Sunday, August 2, 2009

Engaging in conversation

When we suggest to people that they should stop eating animals it is no small thing. We’re proposing a major change in lifestyle and eating habits, implying that animal slavery is morally wrong and animal food is crap food. That’s one powerful statement which non-vegans, being on the defensive, don’t want to hear about. But that’s what vegans do want to talk about.
So, that’s what we are doing, stimulating debate, encouraging others to discuss these issues. Which means we have to be doubly careful that our motives are genuine. If any discussion gets going, we shouldn’t be in it for any self aggrandisement or to score points. We should be trying to engage people on this subject for their benefit alone.
It’s not a win-win game. We aren’t trying to get the first punch in. We don’t want to force a submission. Quite the opposite, we’re trying to listen to people’s genuine concerns and beyond that, to establish how to talk matters through without the use of high emotion. In that way there can be a free flow of ideas and opinions, each one developing out of the other (which is how a stimulating conversation develops whatever the subject is). So, if we’re ‘discussing’ animal rights we are all learning. Which means we’re all benefiting from each other on different levels, helping to understand one another’s way of thinking, refining our own thought processes as we go along. Importantly we’re learning how to listen.
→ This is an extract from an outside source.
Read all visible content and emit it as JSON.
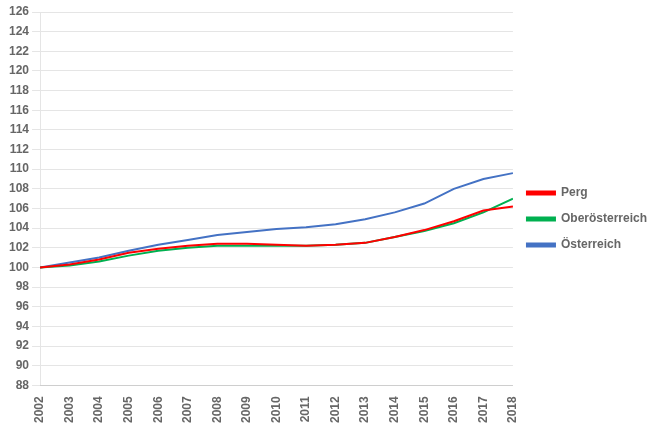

Since it’s not a win-win game and it’s not about watching for mistakes, or getting to that point where we can prove the other person is wrong, and it’s not about pretending to listen just waiting for openings to jump in again with what we want to say. It’s conversation. And on this subject just to converse is valuable in itself. It airs the arguments and tests relationships by getting to know how far we can go with each other.
Even if we’re feeling a bit marginalised, as minority vegans in a sea of omnivores, even when we’re feeling out-gunned by the majority, we still shouldn’t want to crush the opposition view. If we try they’ll simply run away. Vegans have to be not too pushy even when we are given an opportunity to say something irrefutable. It’s so subtle, especially when we’re talking to a friend who might already have a pretty good idea where we’re coming from.
Our normal everyday conversations are usually largely unselfconscious, in as much as we are merely speaking spontaneously. But in ‘serious’ conversations we’re much more likely to have our own agenda, and if we have opposing views to each other (views which act as the stamp of our identity), by expressing them too hard we can easily put a strain on our friendships. And it works in the opposite way too. If we’re afraid to offend friends it might inhibit our freedom of expression, and then we find ourselves walking on egg shells, and nothing useful is achieved. [Which is a bit like parents of adult children having to hold their tongues to minimise strain on relations with over-confident and now-grown-up offspring. If an argument arises and the younger person’s defence barriers go up too quickly, there’s danger. It’s rather the same with talking to anyone uninitiated in issues concerning animal rights or veganism - vegans are likely to find themselves in a delicate position, and we need to know how to defuse a situation before it flares up. I’m only mentioning all this because things can seem to get dangerous quite quickly, when discussing animal rights.